Vamos hoje refletir sobre a teologia da festa.
1. A festa
e a comunidade. Uma das melhores maneiras de se reunir a comunidade é a festa.
Ela tem a função de fomentar a comunhão, possibilitar a partilha, unir a
comunidade. A festa facilita o encontro, o estar juntos, o diálogo e a
reciprocidade.
2. A festa e a
criatividade. Por ocasião da festa, a criatividade humana tem uma ocasião
propícia para se exercitar. As pessoas desenvolvem seus dons, oferecem suas
qualidades, despertam suas potencialidades. A festa ativa a fantasia e nos
torna criativos.
3. A festa e a
cultura. Nos festejos populares, encontramos as grandes expressões
culturais dos povos.
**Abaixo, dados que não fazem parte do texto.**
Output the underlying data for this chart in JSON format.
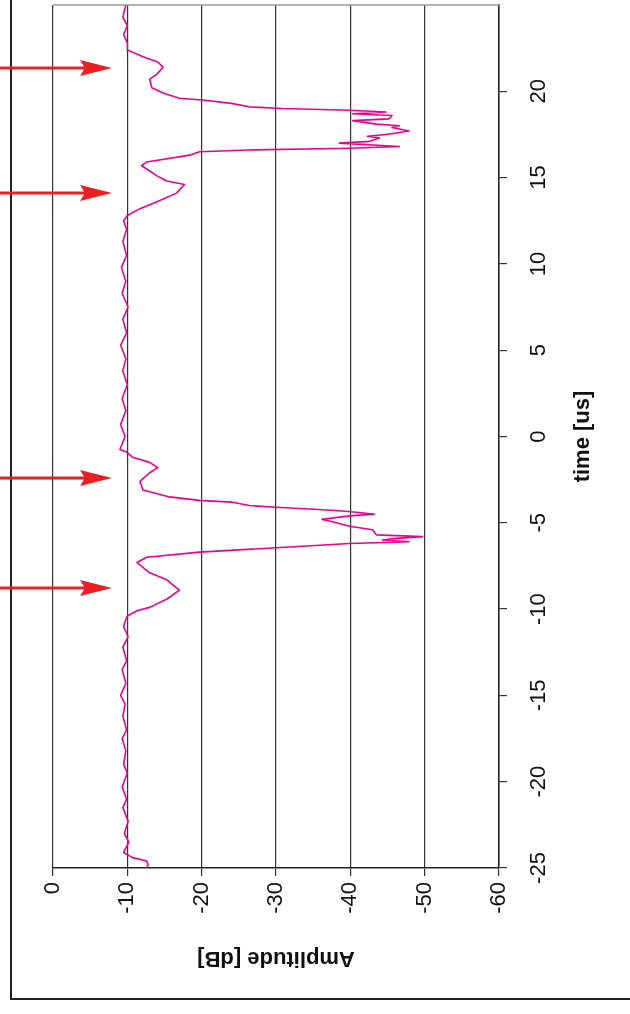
{
  "chart_data": {
    "type": "line",
    "orientation": "horizontal",
    "xlabel": "Amplitude [dB]",
    "ylabel": "time [us]",
    "xlim": [
      0,
      -60
    ],
    "xticks": [
      0,
      -10,
      -20,
      -30,
      -40,
      -50,
      -60
    ],
    "ylim": [
      -25,
      25
    ],
    "yticks": [
      -25,
      -20,
      -15,
      -10,
      -5,
      0,
      5,
      10,
      15,
      20
    ],
    "grid": "x",
    "legend": false,
    "marker": "none",
    "line_style": "solid",
    "series": [
      {
        "color": "#ec008c",
        "x": [
          -25,
          -24.8,
          -24.6,
          -24.4,
          -24.1,
          -23.5,
          -23,
          -22.3,
          -21.5,
          -21,
          -20.3,
          -19.5,
          -19,
          -18.2,
          -17.5,
          -17,
          -16.2,
          -15.5,
          -15,
          -14.3,
          -13.5,
          -13,
          -12.2,
          -11.6,
          -11,
          -10.6,
          -10.4,
          -10.1,
          -9.9,
          -9.4,
          -8.9,
          -8.3,
          -7.9,
          -7.3,
          -7,
          -6.7,
          -6.4,
          -6.2,
          -6.1,
          -6,
          -5.9,
          -5.8,
          -5.7,
          -5.4,
          -5.2,
          -4.9,
          -4.8,
          -4.6,
          -4.5,
          -4.4,
          -4.3,
          -4.2,
          -4.1,
          -4,
          -3.8,
          -3.7,
          -3.5,
          -3.1,
          -2.6,
          -2.1,
          -1.8,
          -1.5,
          -1.2,
          -0.9,
          -0.75,
          0,
          0.7,
          1.5,
          2.2,
          3,
          3.8,
          4.5,
          5.3,
          6,
          6.8,
          7.5,
          8.3,
          9,
          9.8,
          10.5,
          11.3,
          12,
          12.5,
          12.8,
          13.2,
          13.6,
          14.1,
          14.6,
          14.8,
          15.1,
          15.7,
          15.9,
          16.3,
          16.5,
          16.6,
          16.7,
          16.8,
          17,
          17.1,
          17.3,
          17.4,
          17.5,
          17.7,
          17.9,
          18,
          18.1,
          18.3,
          18.4,
          18.6,
          18.7,
          18.8,
          18.9,
          19,
          19.1,
          19.3,
          19.5,
          19.6,
          19.9,
          20.2,
          20.7,
          21,
          21.4,
          21.7,
          22,
          22.4,
          22.8,
          23.3,
          23.8,
          24.3,
          25
        ],
        "values": [
          -12.6,
          -12.8,
          -12.6,
          -10.7,
          -9.5,
          -10.2,
          -9.6,
          -10.1,
          -9.4,
          -9.9,
          -9.3,
          -10,
          -9.5,
          -9.8,
          -9.3,
          -9.9,
          -9.4,
          -9.7,
          -9.1,
          -9.8,
          -9.3,
          -9.9,
          -9.4,
          -10.1,
          -9.5,
          -9.8,
          -10,
          -11.3,
          -13,
          -15.4,
          -17,
          -15.3,
          -13,
          -11.3,
          -12.6,
          -19.7,
          -31.8,
          -39.9,
          -47.9,
          -44.3,
          -46.2,
          -49.7,
          -43.5,
          -43,
          -39.9,
          -37.2,
          -36.2,
          -39.9,
          -43.2,
          -41.2,
          -38.5,
          -34.5,
          -30,
          -26.4,
          -24,
          -19.7,
          -15.7,
          -12.1,
          -11.7,
          -13,
          -14.1,
          -13,
          -10.7,
          -9.9,
          -9,
          -9.7,
          -9.1,
          -9.8,
          -9.3,
          -10,
          -9.4,
          -9.8,
          -9.1,
          -9.9,
          -9.4,
          -10.1,
          -9.3,
          -9.8,
          -9.2,
          -9.9,
          -9.4,
          -9.9,
          -9.5,
          -10,
          -11.7,
          -14,
          -16.6,
          -17.7,
          -15.3,
          -14,
          -11.9,
          -12.6,
          -18.4,
          -19.7,
          -26.4,
          -39.9,
          -46.6,
          -38.5,
          -42.6,
          -43.9,
          -42.3,
          -44.8,
          -47.9,
          -45.6,
          -46.6,
          -43.5,
          -40.3,
          -45.2,
          -45.6,
          -40.3,
          -44.8,
          -39.9,
          -30.9,
          -26.4,
          -24,
          -20.1,
          -17,
          -14.8,
          -13.3,
          -13,
          -14,
          -14.8,
          -14.1,
          -12.1,
          -10,
          -10,
          -9.5,
          -10,
          -9.4,
          -9.8
        ]
      }
    ]
  }
}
Por meio das festas, a cultura se perpetua no tempo,
nascem novos incentivos culturais, e o povo se expressa mais espontaneamente.
4. A festa e os
novos relacionamentos. A festa propicia comunicação, relacionamentos
novos, início de grandes amizades. Festejar é, antes de tudo, encontrar- -se. A
festa aproxima as pessoas, congrega as famílias, movimenta as cidades.
5. A festa e a
reconciliação. Quantos inimigos voltam a se abraçar e quantos adversários
dão-se as mãos por ocasião de uma festa. As mágoas são desfeitas, e a paz volta
aos corações, pois a festa tem “um poder nidificador”, um poder de
reconciliação.
6. A festa e a
saúde. Muita gente é doente porque não usufrui de seu direito ao lazer,
porque não sabe se alegrar, não gosta da festa. Ser cristão não é ser sisudo,
nem estranho. A festa é terapêutica, porque ela descontrai, anima, consola, faz
esquecer os negativismos. Quantas pessoas se curam depois que se abrem ao
humor, à hilaridade, à festa. Precisamos lutar para que todos os brasileiros
possam gozar de seu direito a ter férias e lazer.
7. A festa e o
cotidiano. Um dos maiores inimigos do ser humano é a rotina. Ela é o cupim
das belezas essenciais. Tem o poder de bagatelizar as mais altas experiências e
profundezas da vida. A festa vem quebrar a rotina, romper com a chatice da
monotonia. Ela renova o entusiasmo pelas coisas comuns, restaura o gosto de
viver, inspira vibração ao cotidiano.
8. A festa e o
pecado. Festa não é bagunça. Requer ordem, respeito, dignidade. Festa sem
ética é anarquia e, às vezes, pecado. Quantas festas são pura exploração do
dinheiro do povo, contribuindo para a alienação da consciência social. Os
romanos enganavam o povo com “pão e circo”. Outra sombra da festa é viver um
contínuo balanço de “sombra e água fresca”, relegando o trabalho para o segundo
plano. “Certos lazeres só estimulam o desejo de dinheiro, de agressão e de
erotismo” (R. Clair). Quanto mau gosto em certos esportes atrevidos. Um
futebolismo sem limites é ótimo ópio para a consciência crítica dos
brasileiros. Enfim, festa sem ética degenera em corrupção e permissivismo.
9. A festa e
Deus. Nem a técnica, nem o progresso conseguem preencher o coração humano.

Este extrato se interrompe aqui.